Hero gave a soft laugh. “That would be interesting.”

He went to hunker beside the cat, which raised its head and looked at Sebastian with an air of bored tolerance. The cat had been with them for four months now but still lacked a name. None of the various suggestions they’d come up with ever seemed to do justice to the cat’s unique combination of arrogance and ennui.

“I just had an interesting conversation with Ambrose LaChapelle,” he said.

“Oh?”

In quiet, measured tones, Sebastian repeated the French courtier’s description of the treatment given the Dauphin in the Temple Prison.

“I’ve heard some of this before,” she said when he had finished, “but not all of it. That poor child.”

She watched him scratch the cat behind its ears. Then she said, “There’s something about LaChapelle’s tale that bothers you.
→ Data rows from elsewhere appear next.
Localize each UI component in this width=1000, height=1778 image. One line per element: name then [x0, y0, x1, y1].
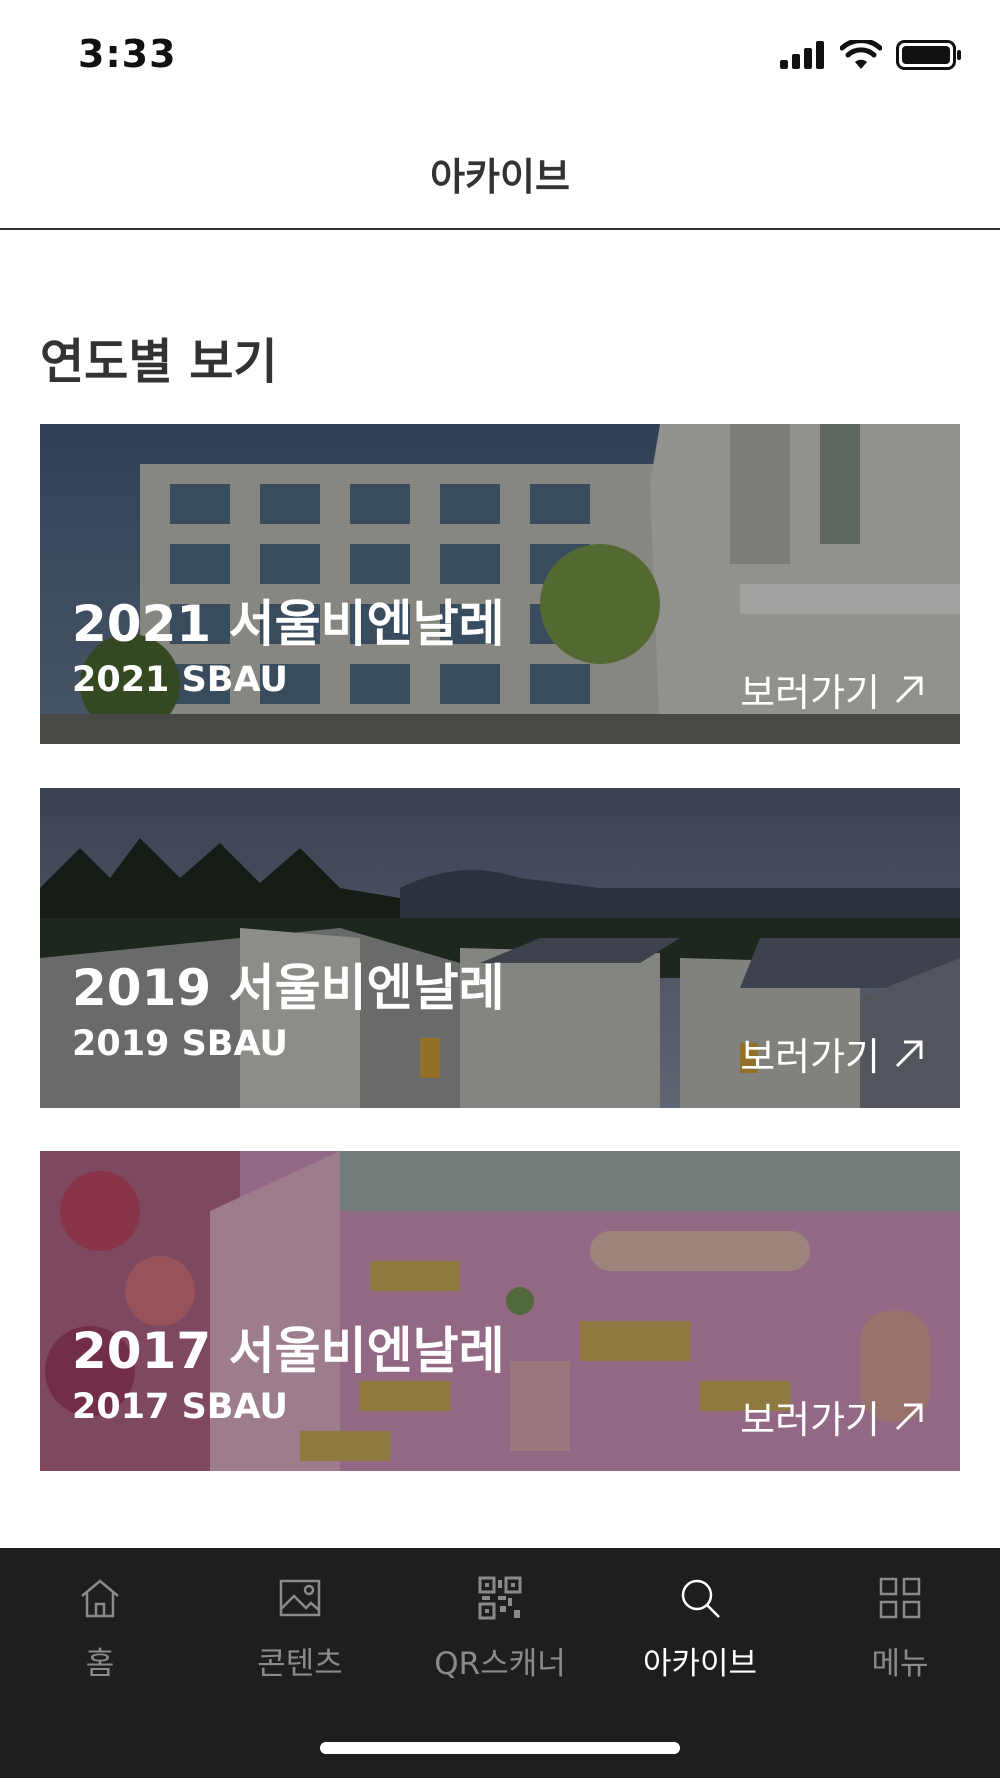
card-title: 2017 서울비엔날레 [72, 1322, 505, 1380]
card-subtitle: 2021 SBAU [72, 660, 288, 700]
page-title: 아카이브 [430, 155, 570, 199]
tab-label: QR스캐너 [434, 1646, 566, 1682]
bottom-tab-bar: 홈 콘텐츠 QR스캐너 아카이브 메뉴 [0, 1548, 1000, 1778]
battery-icon [896, 40, 961, 70]
search-icon [681, 1579, 720, 1618]
archive-card-2019[interactable]: 2019 서울비엔날레 2019 SBAU 보러가기 [40, 788, 960, 1108]
home-icon [81, 1579, 119, 1618]
grid-menu-icon [879, 1577, 921, 1619]
home-indicator [320, 1742, 680, 1754]
page-header: 아카이브 [0, 110, 1000, 230]
arrow-up-right-icon [895, 1403, 923, 1430]
card-title: 2019 서울비엔날레 [72, 959, 505, 1017]
view-link[interactable]: 보러가기 [740, 1389, 924, 1444]
tab-label: 홈 [85, 1646, 115, 1682]
status-icons [780, 40, 962, 70]
view-link[interactable]: 보러가기 [740, 662, 924, 717]
arrow-up-right-icon [895, 1040, 923, 1067]
status-time: 3:33 [78, 32, 177, 76]
section-title: 연도별 보기 [40, 334, 278, 390]
tab-contents[interactable]: 콘텐츠 [200, 1572, 400, 1682]
card-subtitle: 2019 SBAU [72, 1024, 288, 1064]
view-link[interactable]: 보러가기 [740, 1026, 924, 1081]
view-link-label: 보러가기 [740, 671, 880, 715]
tab-menu[interactable]: 메뉴 [800, 1572, 1000, 1682]
view-link-label: 보러가기 [740, 1398, 880, 1442]
signal-icon [780, 41, 824, 69]
card-title: 2021 서울비엔날레 [72, 595, 505, 653]
image-icon [279, 1579, 321, 1617]
archive-card-2017[interactable]: 2017 서울비엔날레 2017 SBAU 보러가기 [40, 1151, 960, 1471]
tab-qr-scanner[interactable]: QR스캐너 [400, 1572, 600, 1682]
tab-archive[interactable]: 아카이브 [600, 1572, 800, 1682]
archive-card-2021[interactable]: 2021 서울비엔날레 2021 SBAU 보러가기 [40, 424, 960, 744]
wifi-icon [840, 40, 882, 69]
tab-label: 아카이브 [642, 1646, 758, 1682]
card-subtitle: 2017 SBAU [72, 1387, 288, 1427]
tab-home[interactable]: 홈 [0, 1572, 200, 1682]
tab-label: 콘텐츠 [257, 1646, 343, 1682]
arrow-up-right-icon [895, 676, 923, 703]
tab-label: 메뉴 [871, 1646, 929, 1682]
view-link-label: 보러가기 [740, 1035, 880, 1079]
status-bar: 3:33 [0, 0, 1000, 110]
qr-code-icon [478, 1576, 522, 1620]
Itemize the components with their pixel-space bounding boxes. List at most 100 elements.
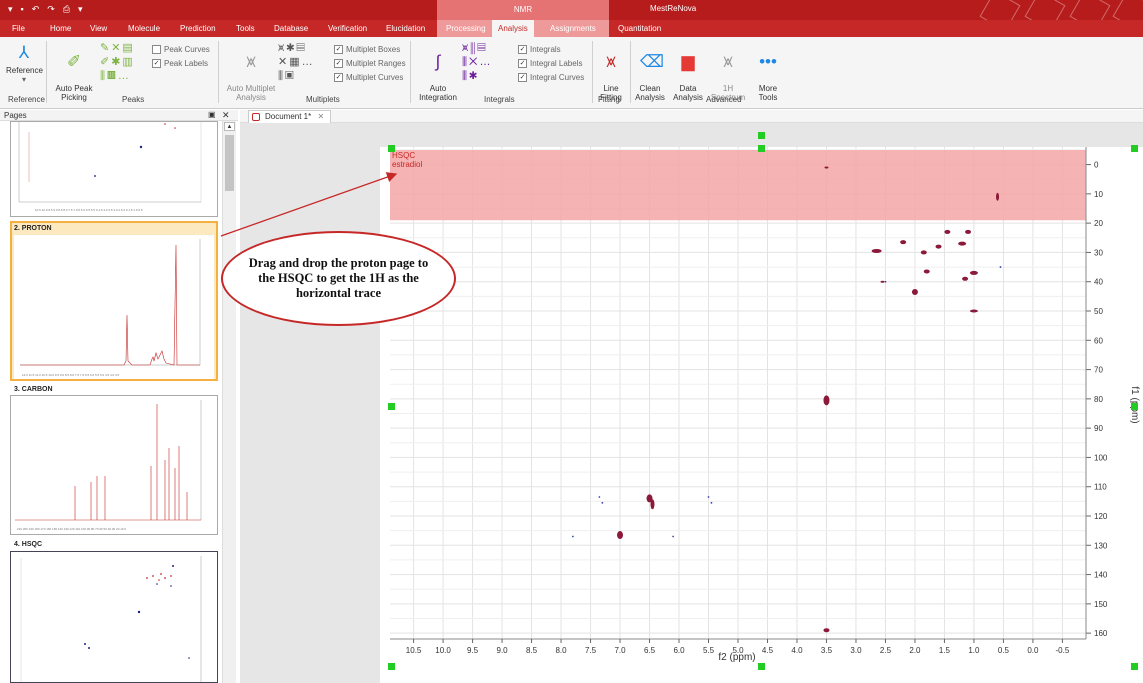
checkbox[interactable]: ✓ — [518, 73, 527, 82]
page-thumbnail-proton[interactable]: 2. PROTON 12.0 11.5 11.0 10.5 10.0 9.5 9… — [10, 221, 218, 381]
nmr-context-header: NMR — [437, 0, 609, 20]
x-tick-label: 8.0 — [555, 646, 567, 655]
auto-peak-label: Auto Peak Picking — [55, 84, 93, 102]
x-tick-label: 6.0 — [673, 646, 685, 655]
resize-handle[interactable] — [758, 132, 765, 139]
clean-analysis-button[interactable]: ⌫ Clean Analysis — [634, 43, 666, 111]
menu-file[interactable]: File — [6, 20, 31, 37]
menu-assignments[interactable]: Assignments — [544, 20, 602, 37]
multiplet-boxes-toggle[interactable]: ✓ Multiplet Boxes — [334, 45, 400, 54]
menu-elucidation[interactable]: Elucidation — [380, 20, 431, 37]
peak-tools-icon-group[interactable]: ✎✕▤ ✐✱▥ ⫼▦… — [100, 41, 135, 83]
redo-icon[interactable]: ↷ — [47, 4, 55, 15]
x-tick-label: 10.5 — [406, 646, 422, 655]
auto-integration-button[interactable]: ∫ Auto Integration — [416, 43, 460, 111]
peak-labels-toggle[interactable]: ✓ Peak Labels — [152, 59, 208, 68]
more-tools-button[interactable]: ••• More Tools — [752, 43, 784, 111]
resize-handle[interactable] — [1131, 145, 1138, 152]
cross-peak — [923, 269, 930, 274]
close-tab-icon[interactable]: ✕ — [317, 112, 324, 121]
thumbnail-proton-spectrum: 12.0 11.5 11.0 10.5 10.0 9.5 9.0 8.5 8.0… — [14, 235, 214, 379]
document-canvas[interactable]: 0 10 20 30 40 50 60 70 80 90 100 110 120 130 140 150 160… — [240, 123, 1143, 683]
spectrum-title: HSQC — [392, 151, 415, 160]
cross-peak — [962, 276, 969, 281]
page-label-carbon: 3. CARBON — [14, 386, 53, 393]
multiplet-curves-toggle[interactable]: ✓ Multiplet Curves — [334, 73, 403, 82]
menu-molecule[interactable]: Molecule — [122, 20, 166, 37]
pin-icon[interactable]: ▣ — [208, 110, 216, 119]
multiplet-tools-icon-group[interactable]: ⩙✱▤ ✕▦… ⫼▣ — [278, 41, 315, 83]
page-thumbnail-carbon[interactable]: 210 200 190 180 170 160 150 140 130 120 … — [10, 395, 218, 535]
separator — [630, 41, 631, 103]
x-tick-label: 3.0 — [850, 646, 862, 655]
checkbox[interactable]: ✓ — [518, 59, 527, 68]
multiplet-ranges-toggle[interactable]: ✓ Multiplet Ranges — [334, 59, 406, 68]
y-tick-label: 50 — [1094, 307, 1103, 316]
menu-prediction[interactable]: Prediction — [174, 20, 222, 37]
menu-tools[interactable]: Tools — [230, 20, 261, 37]
auto-peak-picking-button[interactable]: ✐ Auto Peak Picking — [54, 43, 94, 111]
page-thumbnail-1[interactable]: 10.5 10.0 9.5 9.0 8.5 8.0 7.5 7.0 6.5 6.… — [10, 121, 218, 217]
spectrum-icon: ⩙ — [723, 52, 733, 71]
resize-handle[interactable] — [1131, 663, 1138, 670]
group-label-fitting: Fitting — [598, 95, 620, 104]
menu-home[interactable]: Home — [44, 20, 77, 37]
x-tick-label: 6.5 — [644, 646, 656, 655]
integration-tools-icon-group[interactable]: ⩙⫼▤ ⫼✕… ⫼✱ — [462, 41, 492, 83]
peak-curves-toggle[interactable]: Peak Curves — [152, 45, 210, 54]
undo-icon[interactable]: ↶ — [32, 4, 40, 15]
menu-quantitation[interactable]: Quantitation — [612, 20, 667, 37]
checkbox[interactable] — [152, 45, 161, 54]
hsqc-spectrum-plot[interactable]: 0 10 20 30 40 50 60 70 80 90 100 110 120 130 140 150 160… — [380, 147, 1143, 683]
cross-peak — [871, 248, 882, 253]
cross-peak — [617, 531, 624, 540]
tab-document-1[interactable]: Document 1* ✕ — [248, 110, 332, 123]
print-icon[interactable]: ⎙ — [63, 4, 70, 15]
y-tick-label: 30 — [1094, 248, 1103, 257]
menu-processing[interactable]: Processing — [440, 20, 492, 37]
x-tick-label: 1.5 — [939, 646, 951, 655]
app-title: MestReNova — [650, 4, 697, 13]
x-tick-label: 8.5 — [526, 646, 538, 655]
resize-handle[interactable] — [758, 145, 765, 152]
svg-text:210 200 190 180 170 160 150 14: 210 200 190 180 170 160 150 140 130 120 … — [17, 527, 126, 531]
resize-handle[interactable] — [388, 403, 395, 410]
pages-scrollbar[interactable]: ▲ — [222, 121, 236, 683]
integral-curves-toggle[interactable]: ✓ Integral Curves — [518, 73, 584, 82]
cross-peak — [880, 280, 885, 283]
close-icon[interactable]: ✕ — [222, 110, 230, 121]
checkbox[interactable]: ✓ — [334, 45, 343, 54]
x-axis-title: f2 (ppm) — [718, 652, 755, 663]
menu-verification[interactable]: Verification — [322, 20, 373, 37]
menu-view[interactable]: View — [84, 20, 113, 37]
save-icon[interactable]: ▪ — [21, 4, 24, 15]
resize-handle[interactable] — [388, 145, 395, 152]
page-thumbnail-hsqc[interactable] — [10, 551, 218, 683]
resize-handle[interactable] — [1131, 403, 1138, 410]
cross-peak — [823, 628, 830, 633]
checkbox[interactable]: ✓ — [334, 73, 343, 82]
checkbox[interactable]: ✓ — [518, 45, 527, 54]
cross-peak — [996, 192, 1000, 201]
resize-handle[interactable] — [388, 663, 395, 670]
y-axis-ticks: 0 10 20 30 40 50 60 70 80 90 100 110 120 130 140 150 160 — [1086, 161, 1108, 638]
app-menu-icon[interactable]: ▾ — [8, 4, 13, 15]
integral-labels-toggle[interactable]: ✓ Integral Labels — [518, 59, 582, 68]
separator — [592, 41, 593, 103]
scrollbar-thumb[interactable] — [225, 135, 234, 191]
auto-integration-label: Auto Integration — [419, 84, 457, 102]
x-tick-label: 4.5 — [762, 646, 774, 655]
resize-handle[interactable] — [758, 663, 765, 670]
menu-analysis[interactable]: Analysis — [492, 20, 534, 37]
menu-database[interactable]: Database — [268, 20, 314, 37]
customize-icon[interactable]: ▾ — [78, 4, 83, 15]
scroll-up-icon[interactable]: ▲ — [224, 122, 235, 131]
checkbox[interactable]: ✓ — [152, 59, 161, 68]
pages-panel-title: Pages — [4, 111, 27, 120]
checkbox[interactable]: ✓ — [334, 59, 343, 68]
reference-button[interactable]: ⅄ Reference ▾ — [6, 43, 43, 84]
cross-peak — [965, 229, 972, 234]
integrals-toggle[interactable]: ✓ Integrals — [518, 45, 561, 54]
auto-multiplet-analysis-button[interactable]: ⩙ Auto Multiplet Analysis — [226, 43, 276, 111]
data-analysis-button[interactable]: ▆ Data Analysis — [670, 43, 706, 111]
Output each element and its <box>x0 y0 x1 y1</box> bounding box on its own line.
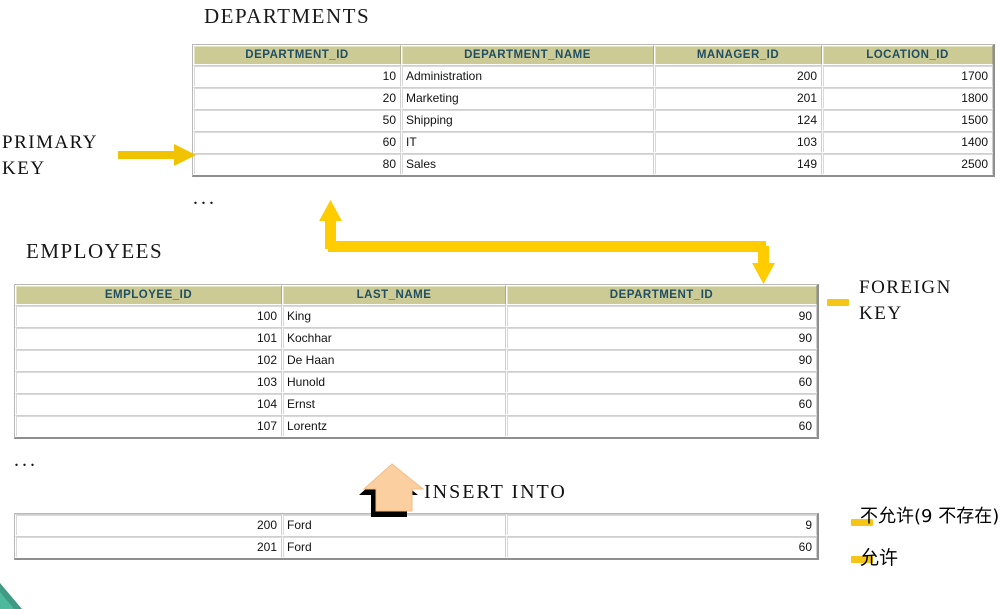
cell-department-name: Administration <box>401 65 654 87</box>
column-header-employee-id[interactable]: EMPLOYEE_ID <box>15 285 282 305</box>
departments-header-row: DEPARTMENT_ID DEPARTMENT_NAME MANAGER_ID… <box>193 45 993 65</box>
table-row[interactable]: 101 Kochhar 90 <box>15 327 817 349</box>
column-header-department-id[interactable]: DEPARTMENT_ID <box>506 285 817 305</box>
column-header-last-name[interactable]: LAST_NAME <box>282 285 506 305</box>
cell-last-name: Ford <box>282 514 506 536</box>
foreign-key-label: FOREIGN KEY <box>859 277 952 324</box>
cell-location-id: 1800 <box>822 87 993 109</box>
cell-location-id: 1500 <box>822 109 993 131</box>
table-row[interactable]: 10 Administration 200 1700 <box>193 65 993 87</box>
table-row[interactable]: 102 De Haan 90 <box>15 349 817 371</box>
cell-department-name: Marketing <box>401 87 654 109</box>
table-row[interactable]: 103 Hunold 60 <box>15 371 817 393</box>
employees-title: EMPLOYEES <box>26 239 164 263</box>
employees-header-row: EMPLOYEE_ID LAST_NAME DEPARTMENT_ID <box>15 285 817 305</box>
cell-manager-id: 200 <box>654 65 822 87</box>
cell-department-id: 90 <box>506 327 817 349</box>
cell-last-name: Ford <box>282 536 506 558</box>
employees-table: EMPLOYEE_ID LAST_NAME DEPARTMENT_ID 100 … <box>14 284 819 439</box>
cell-department-id: 60 <box>506 393 817 415</box>
cell-last-name: Hunold <box>282 371 506 393</box>
employees-ellipsis: ... <box>14 449 38 471</box>
cell-department-id: 9 <box>506 514 817 536</box>
inserted-rows-table: 200 Ford 9 201 Ford 60 <box>14 513 819 560</box>
cell-manager-id: 124 <box>654 109 822 131</box>
cell-employee-id: 103 <box>15 371 282 393</box>
cell-employee-id: 200 <box>15 514 282 536</box>
column-header-manager-id[interactable]: MANAGER_ID <box>654 45 822 65</box>
primary-key-label: PRIMARY KEY <box>2 132 99 179</box>
cell-last-name: King <box>282 305 506 327</box>
cell-manager-id: 201 <box>654 87 822 109</box>
cell-department-id: 60 <box>506 415 817 437</box>
cell-last-name: De Haan <box>282 349 506 371</box>
cell-employee-id: 102 <box>15 349 282 371</box>
column-header-department-id[interactable]: DEPARTMENT_ID <box>193 45 401 65</box>
table-row[interactable]: 100 King 90 <box>15 305 817 327</box>
cell-department-id: 60 <box>506 536 817 558</box>
dash-marker-icon-foreign-key <box>827 299 849 306</box>
slide-canvas: DEPARTMENTS DEPARTMENT_ID DEPARTMENT_NAM… <box>0 0 1005 609</box>
cell-department-name: Sales <box>401 153 654 175</box>
cell-employee-id: 100 <box>15 305 282 327</box>
cell-employee-id: 201 <box>15 536 282 558</box>
cell-manager-id: 149 <box>654 153 822 175</box>
cell-employee-id: 101 <box>15 327 282 349</box>
cell-department-id: 80 <box>193 153 401 175</box>
cell-department-id: 60 <box>193 131 401 153</box>
table-row[interactable]: 107 Lorentz 60 <box>15 415 817 437</box>
cell-location-id: 2500 <box>822 153 993 175</box>
cell-department-name: IT <box>401 131 654 153</box>
cell-department-id: 90 <box>506 305 817 327</box>
cell-department-id: 90 <box>506 349 817 371</box>
departments-title: DEPARTMENTS <box>204 4 371 28</box>
table-row[interactable]: 50 Shipping 124 1500 <box>193 109 993 131</box>
table-row[interactable]: 104 Ernst 60 <box>15 393 817 415</box>
cell-last-name: Ernst <box>282 393 506 415</box>
arrow-up-block-icon-insert <box>359 463 425 517</box>
departments-ellipsis: ... <box>193 187 217 209</box>
cell-location-id: 1400 <box>822 131 993 153</box>
cell-department-id: 50 <box>193 109 401 131</box>
column-header-department-name[interactable]: DEPARTMENT_NAME <box>401 45 654 65</box>
not-allowed-label: 不允许(9 不存在) <box>860 506 1000 527</box>
cell-employee-id: 107 <box>15 415 282 437</box>
table-row[interactable]: 200 Ford 9 <box>15 514 817 536</box>
cell-employee-id: 104 <box>15 393 282 415</box>
cell-department-id: 20 <box>193 87 401 109</box>
elbow-double-arrow-icon-relation <box>319 200 775 284</box>
arrow-right-icon-primary-key <box>118 144 196 166</box>
allowed-label: 允许 <box>860 547 899 569</box>
corner-accent-icon <box>0 583 22 609</box>
table-row[interactable]: 80 Sales 149 2500 <box>193 153 993 175</box>
cell-last-name: Lorentz <box>282 415 506 437</box>
cell-department-name: Shipping <box>401 109 654 131</box>
cell-manager-id: 103 <box>654 131 822 153</box>
column-header-location-id[interactable]: LOCATION_ID <box>822 45 993 65</box>
insert-into-label: INSERT INTO <box>424 481 567 503</box>
table-row[interactable]: 20 Marketing 201 1800 <box>193 87 993 109</box>
cell-department-id: 10 <box>193 65 401 87</box>
departments-table: DEPARTMENT_ID DEPARTMENT_NAME MANAGER_ID… <box>192 44 995 177</box>
cell-location-id: 1700 <box>822 65 993 87</box>
cell-department-id: 60 <box>506 371 817 393</box>
cell-last-name: Kochhar <box>282 327 506 349</box>
table-row[interactable]: 201 Ford 60 <box>15 536 817 558</box>
table-row[interactable]: 60 IT 103 1400 <box>193 131 993 153</box>
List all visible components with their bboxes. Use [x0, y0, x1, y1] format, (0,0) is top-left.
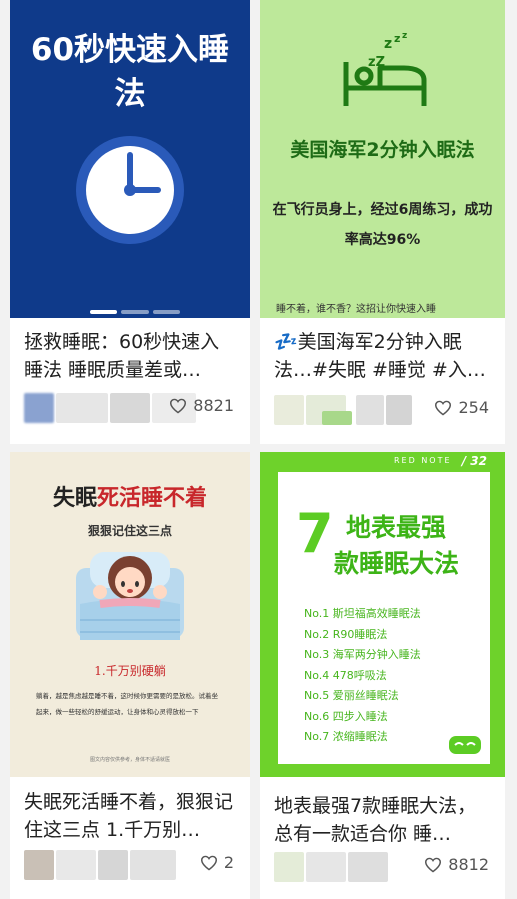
- cover-page-number: / 32: [461, 454, 487, 468]
- method-item: No.3 海军两分钟入睡法: [304, 648, 421, 661]
- cover-title: 美国海军2分钟入眠法: [290, 139, 475, 161]
- note-meta: 8812: [274, 852, 493, 882]
- cover-point-heading: 1.千万别硬躺: [94, 664, 166, 678]
- author-name-blurred-2: [348, 852, 388, 882]
- cover-image[interactable]: z z z zZ 美国海军2分钟入眠法 在飞行员身上，经过6周练习，成功率高达9…: [260, 0, 505, 318]
- cover-footer: 睡不着，谁不香？这招让你快速入睡: [276, 304, 436, 315]
- cover-title-line1: 地表最强: [346, 513, 447, 542]
- author-avatar[interactable]: [24, 850, 54, 880]
- author-avatar[interactable]: [274, 852, 304, 882]
- like-button[interactable]: 2: [200, 853, 234, 872]
- note-caption[interactable]: 💤美国海军2分钟入眠法…#失眠 #睡觉 #入…: [274, 328, 493, 384]
- like-count: 8812: [448, 855, 489, 874]
- note-meta: 254: [274, 395, 493, 425]
- cover-image[interactable]: RED NOTE / 32 7 地表最强 款睡眠大法 No.1 斯坦福高效睡眠法…: [260, 452, 505, 777]
- method-list: No.1 斯坦福高效睡眠法 No.2 R90睡眠法 No.3 海军两分钟入睡法 …: [304, 604, 421, 748]
- cover-subtitle: 狠狠记住这三点: [87, 524, 172, 538]
- heart-icon: [169, 398, 187, 414]
- author-name-blurred: [56, 393, 108, 423]
- note-caption[interactable]: 失眠死活睡不着，狠狠记住这三点 1.千万别…: [24, 788, 238, 844]
- sleeping-bed-icon: z z z zZ: [343, 32, 427, 106]
- note-meta: 2: [24, 850, 238, 880]
- author-name-blurred: [56, 850, 96, 880]
- cover-image[interactable]: 失眠死活睡不着 狠狠记住这三点 1.千万别硬躺 躺着，越是焦虑越是睡不着，这时候…: [10, 452, 250, 777]
- like-button[interactable]: 8821: [169, 396, 234, 415]
- author-name-blurred-3: [130, 850, 176, 880]
- cover-tag: RED NOTE: [394, 456, 452, 465]
- cover-background: 60秒快速入睡法: [10, 0, 250, 318]
- author-name-blurred-2: [322, 411, 352, 425]
- note-caption[interactable]: 地表最强7款睡眠大法，总有一款适合你 睡…: [274, 792, 493, 848]
- heart-icon: [200, 855, 218, 871]
- cover-title: 60秒快速入睡法: [30, 32, 230, 112]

What?”

Sebastian shifted his hand to stroke beneath the cat’s chin, the cat lifting its head and slitting its eyes in rare contentment. “There’s too much in the traditional story of the Orphans in the Temple that simply doesn’t add up.”

“Such as?”

“Why subject the boy to such savagely brutal treatment when his sister was allowed to live in comparative comfort in the room just above him?”

“Once Louis XVI went to the guillotine, his son became the uncrowned King Louis XVII of France—the symbol of everything the revolutionaries hated. Marie-Thérèse, on the other hand, was a girl. A daughter of the King, yes, but under Salic Law she could never inherit the throne.”

“True. But Spain once observed Salic Law too, and they managed to get around it. The risk was very real that France might someday do the same. So I don’t think we can say she was no threat to the revolutionaries or the Republic. Yet they let her live.”

“What else?”

“I’m bothered by the shifts in the Dauphin’s condition that LaChapelle described taking place. The Simons—the couple who had been the boy’s first jailors—were suddenly removed and replaced with a changing succession of guards. At the same time, his cell’s window was covered, leaving the boy in the dark. Why do that?”

“To be cruel.”

“It’s possible. But I can think of another reason.”

“You mean, so that no one could get a good look at him or recognize him? Good heavens, Sebastian, surely you’re not giving credence to those romantic tales about the Dauphin being spirited away from his prison, with some poor, deaf-mute child left to die in his place?”

Sebastian rose to his feet. “No; of course not. It’s just . . . Why the devil did they not show the dead Dauphin’s body to his sister? She was right there—not simply in the same prison, but in the same tower, in the room directly above his. Why leave her in doubt? Why allow the whispers to spread and grow? Why not put all possibility of a substitution to rest, once and for all?”